AAAR 31st Annual Conference
October 8-12, 2012
Hyatt Regency Minneapolis
Minneapolis, Minnesota, USA
Abstract View
Evaluation of a Particle Trap Laser Desorption Mass Spectrometer (PT-LDMS) for Online Measurements of Aerosol Composition
NOBUYUKI TAKEGAWA, Takuma Miyakawa, Naoki Takeda, Masahiko Takei, Noritomo Hirayama, RCAST, University of Tokyo
Abstract Number: 292 Working Group: Instrumentation and Methods
Abstract We have developed a new aerosol composition analyzer, a particle trap laser desorption mass spectrometer (PT-LDMS), for online measurements of sulfate, nitrate, and organic carbon (OC). The main components of the instrument include an aerodynamic lens, a particle trap (micro-machined mesh layers coated by platinum), a quartz cell, an electron impact ionization quadrupole mass spectrometer (QMS), and a carbon dioxide (CO2) laser. Aerosol particles collected on the particle trap are vaporized by the CO2 laser and the ion signals from the evolved gas are detected by the QMS. The quantification of sulfate and nitrate is performed by detecting major fragments of these compounds. The quantification of OC is performed by catalytically converting organic compounds to relatively simple, low-molecular-weight compounds on the heated surface of the particle trap. The cycle time of the particle collection and laser desorption is typically 10 min. The concept of the PT-LDMS and first evaluation of its performance in the laboratory was given by Takegawa et al. (Aerosol Sci. Tech., 2012). Here we present further improvements and evaluation of the instrument.
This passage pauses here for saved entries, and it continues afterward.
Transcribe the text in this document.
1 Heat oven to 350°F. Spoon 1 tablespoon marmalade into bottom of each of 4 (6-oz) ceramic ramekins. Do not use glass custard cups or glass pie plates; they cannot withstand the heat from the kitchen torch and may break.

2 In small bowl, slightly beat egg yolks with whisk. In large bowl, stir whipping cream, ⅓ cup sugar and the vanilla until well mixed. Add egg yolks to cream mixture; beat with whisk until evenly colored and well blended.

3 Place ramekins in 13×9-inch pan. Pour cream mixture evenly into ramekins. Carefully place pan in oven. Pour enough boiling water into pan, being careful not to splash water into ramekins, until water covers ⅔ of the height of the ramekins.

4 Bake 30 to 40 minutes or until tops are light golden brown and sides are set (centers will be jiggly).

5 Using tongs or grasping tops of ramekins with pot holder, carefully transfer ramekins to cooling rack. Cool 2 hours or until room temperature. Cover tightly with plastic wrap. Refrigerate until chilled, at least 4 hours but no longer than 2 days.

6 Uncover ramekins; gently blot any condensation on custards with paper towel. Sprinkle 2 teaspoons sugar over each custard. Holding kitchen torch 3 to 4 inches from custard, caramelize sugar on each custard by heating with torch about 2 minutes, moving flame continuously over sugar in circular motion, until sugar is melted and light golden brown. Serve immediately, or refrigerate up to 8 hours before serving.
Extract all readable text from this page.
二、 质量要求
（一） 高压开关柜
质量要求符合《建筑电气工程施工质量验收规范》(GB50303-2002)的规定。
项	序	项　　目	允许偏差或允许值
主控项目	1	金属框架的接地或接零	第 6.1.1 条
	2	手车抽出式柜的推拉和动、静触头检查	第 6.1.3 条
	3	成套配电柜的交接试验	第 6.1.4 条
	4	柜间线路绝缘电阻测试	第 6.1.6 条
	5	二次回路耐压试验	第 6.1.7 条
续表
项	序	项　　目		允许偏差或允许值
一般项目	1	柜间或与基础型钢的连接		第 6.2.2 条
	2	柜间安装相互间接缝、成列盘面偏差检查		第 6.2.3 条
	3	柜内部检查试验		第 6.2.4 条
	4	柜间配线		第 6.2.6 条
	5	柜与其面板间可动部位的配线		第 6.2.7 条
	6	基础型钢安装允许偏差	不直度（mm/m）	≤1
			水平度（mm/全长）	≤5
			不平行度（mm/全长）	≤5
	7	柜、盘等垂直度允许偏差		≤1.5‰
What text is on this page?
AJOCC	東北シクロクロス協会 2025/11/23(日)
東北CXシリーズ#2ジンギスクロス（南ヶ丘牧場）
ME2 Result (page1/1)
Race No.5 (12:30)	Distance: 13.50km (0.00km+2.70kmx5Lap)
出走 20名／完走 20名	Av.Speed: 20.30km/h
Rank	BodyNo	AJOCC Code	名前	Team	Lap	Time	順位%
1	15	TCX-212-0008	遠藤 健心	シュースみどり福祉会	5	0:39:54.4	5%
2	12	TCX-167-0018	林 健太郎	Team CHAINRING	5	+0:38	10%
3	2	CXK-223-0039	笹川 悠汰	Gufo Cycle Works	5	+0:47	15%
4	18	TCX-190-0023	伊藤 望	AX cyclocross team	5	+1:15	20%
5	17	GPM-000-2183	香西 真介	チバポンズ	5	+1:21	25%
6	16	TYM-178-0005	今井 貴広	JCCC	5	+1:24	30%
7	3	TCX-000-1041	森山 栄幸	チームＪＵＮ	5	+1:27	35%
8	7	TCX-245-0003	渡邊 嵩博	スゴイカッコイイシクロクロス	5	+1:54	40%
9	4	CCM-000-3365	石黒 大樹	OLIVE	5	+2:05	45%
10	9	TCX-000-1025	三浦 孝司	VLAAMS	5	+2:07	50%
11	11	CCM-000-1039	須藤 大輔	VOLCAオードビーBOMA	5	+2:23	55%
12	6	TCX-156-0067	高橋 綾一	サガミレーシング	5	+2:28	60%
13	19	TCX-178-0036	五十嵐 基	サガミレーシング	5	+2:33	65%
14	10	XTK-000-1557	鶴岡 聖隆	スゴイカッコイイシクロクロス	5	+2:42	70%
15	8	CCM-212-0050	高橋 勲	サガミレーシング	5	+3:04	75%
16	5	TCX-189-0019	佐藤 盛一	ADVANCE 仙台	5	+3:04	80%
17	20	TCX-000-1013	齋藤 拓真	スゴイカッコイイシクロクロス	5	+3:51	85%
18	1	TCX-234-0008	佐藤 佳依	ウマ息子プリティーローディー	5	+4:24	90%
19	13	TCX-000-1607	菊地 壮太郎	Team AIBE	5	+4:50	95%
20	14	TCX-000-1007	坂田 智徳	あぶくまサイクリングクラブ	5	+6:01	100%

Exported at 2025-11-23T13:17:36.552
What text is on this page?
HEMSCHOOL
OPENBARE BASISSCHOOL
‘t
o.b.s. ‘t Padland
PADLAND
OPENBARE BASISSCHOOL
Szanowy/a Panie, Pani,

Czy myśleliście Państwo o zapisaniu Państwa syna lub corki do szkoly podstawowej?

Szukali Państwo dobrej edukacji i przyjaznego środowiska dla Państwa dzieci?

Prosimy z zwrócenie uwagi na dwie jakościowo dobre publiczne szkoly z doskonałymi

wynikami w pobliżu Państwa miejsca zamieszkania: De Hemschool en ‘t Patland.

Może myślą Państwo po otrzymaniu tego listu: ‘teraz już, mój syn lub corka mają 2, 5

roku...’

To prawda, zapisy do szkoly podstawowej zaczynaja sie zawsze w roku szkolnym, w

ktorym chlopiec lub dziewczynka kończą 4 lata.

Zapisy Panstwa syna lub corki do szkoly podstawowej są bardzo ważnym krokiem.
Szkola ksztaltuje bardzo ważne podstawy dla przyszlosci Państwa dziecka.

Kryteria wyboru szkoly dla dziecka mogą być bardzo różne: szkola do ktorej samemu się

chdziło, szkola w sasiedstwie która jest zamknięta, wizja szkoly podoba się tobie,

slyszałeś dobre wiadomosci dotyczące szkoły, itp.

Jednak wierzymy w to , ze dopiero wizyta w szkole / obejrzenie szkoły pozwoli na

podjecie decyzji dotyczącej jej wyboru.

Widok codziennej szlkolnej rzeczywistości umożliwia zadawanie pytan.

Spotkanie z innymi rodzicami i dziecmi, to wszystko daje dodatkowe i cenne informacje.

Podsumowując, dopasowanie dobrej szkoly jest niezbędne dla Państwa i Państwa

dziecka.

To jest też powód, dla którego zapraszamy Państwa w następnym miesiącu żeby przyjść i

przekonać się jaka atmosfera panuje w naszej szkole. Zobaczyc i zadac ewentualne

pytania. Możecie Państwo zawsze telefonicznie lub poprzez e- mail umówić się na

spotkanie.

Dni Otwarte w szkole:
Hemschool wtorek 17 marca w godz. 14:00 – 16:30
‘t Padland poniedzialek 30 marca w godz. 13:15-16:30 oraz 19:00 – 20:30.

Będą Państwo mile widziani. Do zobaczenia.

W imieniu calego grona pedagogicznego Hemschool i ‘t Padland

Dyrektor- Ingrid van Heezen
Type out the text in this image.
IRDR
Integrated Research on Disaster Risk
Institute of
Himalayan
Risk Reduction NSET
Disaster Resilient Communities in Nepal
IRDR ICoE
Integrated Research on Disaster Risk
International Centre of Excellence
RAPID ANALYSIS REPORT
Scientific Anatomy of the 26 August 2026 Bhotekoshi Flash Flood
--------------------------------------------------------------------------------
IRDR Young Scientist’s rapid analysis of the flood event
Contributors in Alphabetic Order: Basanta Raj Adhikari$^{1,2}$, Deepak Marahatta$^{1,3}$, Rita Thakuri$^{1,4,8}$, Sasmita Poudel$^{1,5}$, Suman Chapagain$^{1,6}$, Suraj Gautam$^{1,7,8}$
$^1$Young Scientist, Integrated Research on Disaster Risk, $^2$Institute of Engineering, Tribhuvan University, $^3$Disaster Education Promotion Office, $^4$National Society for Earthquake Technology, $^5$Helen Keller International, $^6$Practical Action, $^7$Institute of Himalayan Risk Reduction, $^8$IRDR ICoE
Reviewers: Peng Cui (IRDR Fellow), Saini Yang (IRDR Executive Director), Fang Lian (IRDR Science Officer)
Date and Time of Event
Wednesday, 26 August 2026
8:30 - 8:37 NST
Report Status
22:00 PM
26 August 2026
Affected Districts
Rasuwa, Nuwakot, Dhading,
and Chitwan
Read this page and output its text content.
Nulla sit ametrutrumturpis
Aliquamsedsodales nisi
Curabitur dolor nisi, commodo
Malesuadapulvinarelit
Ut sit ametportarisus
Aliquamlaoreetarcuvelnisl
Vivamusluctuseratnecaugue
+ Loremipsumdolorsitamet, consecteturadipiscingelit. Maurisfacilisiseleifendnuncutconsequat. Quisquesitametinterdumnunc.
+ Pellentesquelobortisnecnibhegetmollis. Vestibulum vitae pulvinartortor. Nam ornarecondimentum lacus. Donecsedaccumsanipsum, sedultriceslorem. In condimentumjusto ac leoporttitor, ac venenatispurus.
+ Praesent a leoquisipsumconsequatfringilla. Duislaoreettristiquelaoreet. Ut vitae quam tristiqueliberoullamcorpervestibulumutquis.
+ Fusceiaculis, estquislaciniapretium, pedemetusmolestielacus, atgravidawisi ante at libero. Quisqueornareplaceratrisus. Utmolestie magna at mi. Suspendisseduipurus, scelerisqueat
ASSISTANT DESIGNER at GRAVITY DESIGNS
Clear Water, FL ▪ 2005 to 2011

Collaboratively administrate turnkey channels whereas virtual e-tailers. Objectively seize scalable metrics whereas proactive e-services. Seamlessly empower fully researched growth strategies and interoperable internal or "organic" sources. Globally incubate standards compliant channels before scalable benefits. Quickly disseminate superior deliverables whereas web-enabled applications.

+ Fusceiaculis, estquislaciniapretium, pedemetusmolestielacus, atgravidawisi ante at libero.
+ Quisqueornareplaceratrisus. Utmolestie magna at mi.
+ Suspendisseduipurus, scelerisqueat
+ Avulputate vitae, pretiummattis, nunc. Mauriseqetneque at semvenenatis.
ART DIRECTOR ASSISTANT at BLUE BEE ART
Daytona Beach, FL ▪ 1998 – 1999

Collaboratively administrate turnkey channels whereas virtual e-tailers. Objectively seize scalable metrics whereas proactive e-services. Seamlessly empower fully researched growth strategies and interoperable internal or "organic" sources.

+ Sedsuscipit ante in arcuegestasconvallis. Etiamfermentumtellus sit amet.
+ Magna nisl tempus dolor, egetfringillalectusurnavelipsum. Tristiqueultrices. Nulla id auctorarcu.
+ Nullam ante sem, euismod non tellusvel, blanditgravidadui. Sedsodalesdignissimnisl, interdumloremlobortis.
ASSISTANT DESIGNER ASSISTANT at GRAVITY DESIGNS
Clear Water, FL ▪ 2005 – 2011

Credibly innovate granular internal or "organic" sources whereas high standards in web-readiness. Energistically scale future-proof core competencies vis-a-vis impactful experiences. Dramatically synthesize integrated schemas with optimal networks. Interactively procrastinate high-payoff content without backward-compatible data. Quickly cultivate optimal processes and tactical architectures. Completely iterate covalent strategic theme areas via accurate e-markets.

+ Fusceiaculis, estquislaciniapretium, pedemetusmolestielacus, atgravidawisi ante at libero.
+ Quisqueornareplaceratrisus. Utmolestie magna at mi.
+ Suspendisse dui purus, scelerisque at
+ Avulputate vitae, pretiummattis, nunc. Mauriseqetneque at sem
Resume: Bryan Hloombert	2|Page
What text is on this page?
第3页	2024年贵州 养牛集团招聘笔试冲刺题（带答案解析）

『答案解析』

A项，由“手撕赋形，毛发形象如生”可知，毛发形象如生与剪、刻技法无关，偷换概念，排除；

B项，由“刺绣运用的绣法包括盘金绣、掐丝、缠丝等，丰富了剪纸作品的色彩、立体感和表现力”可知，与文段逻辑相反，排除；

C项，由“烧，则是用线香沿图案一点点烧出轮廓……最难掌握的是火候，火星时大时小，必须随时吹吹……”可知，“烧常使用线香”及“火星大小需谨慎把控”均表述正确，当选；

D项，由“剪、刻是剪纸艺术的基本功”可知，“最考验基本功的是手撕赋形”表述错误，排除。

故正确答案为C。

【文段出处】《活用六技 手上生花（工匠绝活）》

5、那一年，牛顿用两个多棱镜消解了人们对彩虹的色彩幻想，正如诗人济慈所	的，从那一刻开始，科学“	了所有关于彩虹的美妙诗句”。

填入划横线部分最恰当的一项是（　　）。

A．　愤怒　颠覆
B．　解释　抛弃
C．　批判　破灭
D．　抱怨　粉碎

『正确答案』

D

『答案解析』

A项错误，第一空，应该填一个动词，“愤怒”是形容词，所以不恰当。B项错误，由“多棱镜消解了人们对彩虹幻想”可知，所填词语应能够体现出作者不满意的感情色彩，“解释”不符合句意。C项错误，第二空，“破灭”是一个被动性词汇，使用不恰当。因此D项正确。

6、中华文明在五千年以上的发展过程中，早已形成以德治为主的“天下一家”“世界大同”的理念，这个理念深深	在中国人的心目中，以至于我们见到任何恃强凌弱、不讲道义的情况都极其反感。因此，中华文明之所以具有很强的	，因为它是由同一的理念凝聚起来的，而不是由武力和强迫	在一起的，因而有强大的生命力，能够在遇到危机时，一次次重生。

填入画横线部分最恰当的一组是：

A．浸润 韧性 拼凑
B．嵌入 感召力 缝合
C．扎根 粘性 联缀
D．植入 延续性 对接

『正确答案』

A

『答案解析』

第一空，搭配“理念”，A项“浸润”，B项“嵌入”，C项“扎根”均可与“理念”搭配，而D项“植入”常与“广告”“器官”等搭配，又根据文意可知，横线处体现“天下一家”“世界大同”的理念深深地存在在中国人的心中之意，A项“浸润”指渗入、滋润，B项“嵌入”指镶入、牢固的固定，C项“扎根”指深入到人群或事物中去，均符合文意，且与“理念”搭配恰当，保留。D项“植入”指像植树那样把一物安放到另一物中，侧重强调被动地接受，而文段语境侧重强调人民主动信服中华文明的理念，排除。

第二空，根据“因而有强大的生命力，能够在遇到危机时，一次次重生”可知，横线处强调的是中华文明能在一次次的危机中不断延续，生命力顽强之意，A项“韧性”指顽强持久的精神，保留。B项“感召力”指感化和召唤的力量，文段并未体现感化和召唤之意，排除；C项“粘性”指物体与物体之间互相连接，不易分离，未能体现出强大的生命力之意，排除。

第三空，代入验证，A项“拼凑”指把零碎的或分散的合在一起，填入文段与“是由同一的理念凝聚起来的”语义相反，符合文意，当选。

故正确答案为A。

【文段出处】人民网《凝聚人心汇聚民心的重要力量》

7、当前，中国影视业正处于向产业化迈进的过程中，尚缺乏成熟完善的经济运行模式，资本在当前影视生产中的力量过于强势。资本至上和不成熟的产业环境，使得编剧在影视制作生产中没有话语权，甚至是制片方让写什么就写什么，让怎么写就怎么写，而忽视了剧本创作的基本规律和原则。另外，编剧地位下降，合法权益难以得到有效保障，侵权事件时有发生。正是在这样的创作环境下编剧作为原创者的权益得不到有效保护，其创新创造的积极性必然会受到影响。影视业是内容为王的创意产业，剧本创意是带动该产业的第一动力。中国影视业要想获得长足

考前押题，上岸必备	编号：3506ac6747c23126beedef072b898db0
The fragment patterns of ammonium sulfate, ammonium nitrate, and some selected organic compounds (oxalic acid, oleic acid, glucose, etc.) were tested in the laboratory. The mass-to-charge ratios (m/z) of 48 (SO) + 64 (SO2) and 30 (NO) were the major fragments of sulfate and nitrate, respectively, and the yields of these signals per unit mass loading were reproducible. The fragments of the selected organic compounds were predominantly found at lower m/z (< 50), mostly at m/z 44 (CO2). The optimizations of the laser desorption process and the structure of the trap are now being performed to achieve high conversion efficiency for various organic compounds. Preliminary results from the ambient measurements and intercomparison with other instruments will also be discussed in the presentation.